In one example, REACT-C19 Field Coordinator Dr Hamza Zeytinoglu explains how the WHO Rapid Hospital Readiness Checklist was used to pinpoint the fact that the zoning system in a newly built regional hospital needed improving. He describes the process that led to this realization as a transformational experience for many of the staff.
“We were out there in personal protective equipment going through the hospital, checking where each lift was situated and which staircases should be shut, deciding which patients are going to stay in which rooms and how the staff are going to move around the hospital. Most of the staff had never had that kind of experience before. Now they can scan a hospital inside and out in 24 hours to assess its readiness. Each and every one of them became really connected,” Dr Zeytinoglu explains.

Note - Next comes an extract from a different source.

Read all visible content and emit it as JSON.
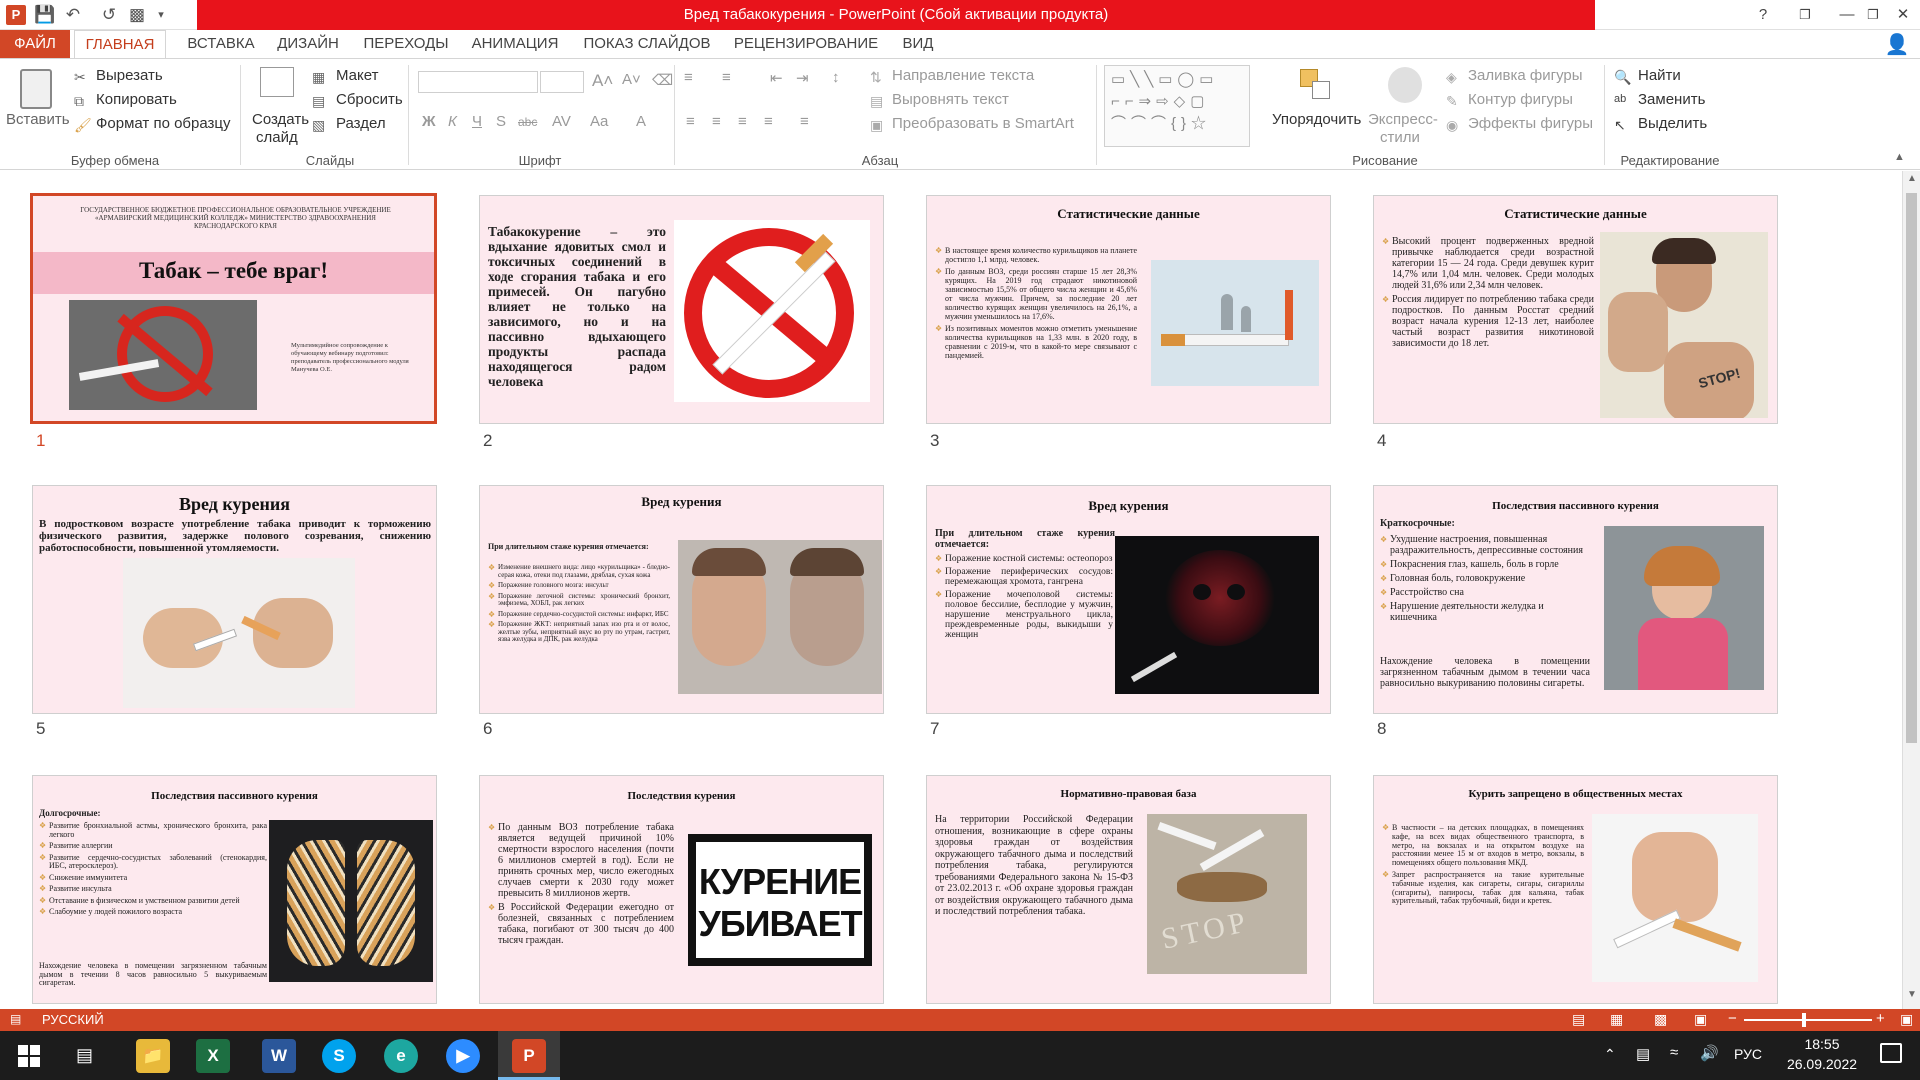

The Azerbaijani doctors also used the opportunity of working with WHO to learn how best to engage with the health authorities. They were warmly welcomed by hospital staff.
Legacy for the future
During the final phase of the project, the team set up the REACT-C19 website as a repository for academic material and to provide interactive training for health-care workers. The aim is to create a platform for continuous education that will last for at least 2 years.
“By sharing the problems and experiences we encountered in the hospital on the REACT-C19 online platform, we found solutions to those problems with all our doctors and mentors in Turkey, and by sharing our experiences with each other, we came up with new ideas and made our work much easier,” emphasizes Dr Fidan Sultanova, one of the REACT-C19 consultant doctors.
Psychosocial support was offered to the visiting physicians, who Dr Zeytinoglu said fostered an uplifting sense of solidarity and purpose. “The whole idea is that we came here with 19 people and hopefully we will leave behind many more with an improved skill set and better understanding of the way forward. That the people we train can become the trainers of the future is our legacy.”
The REACT-C19 project was implemented by WHO in partnership with the Heydar Aliyev Foundation, the Ministry of Health of Azerbaijan, the State Agency on Mandatory Health Insurance and TABIB. Funding came from WHO COVID-19 funds, the United States Agency for International Development (USAID) and the British Embassy in Baku.
*The content of this article was amended on 11 August 2020 because an earlier version incorrectly referred to the number of hospitals visited as 16 when it should have been 12.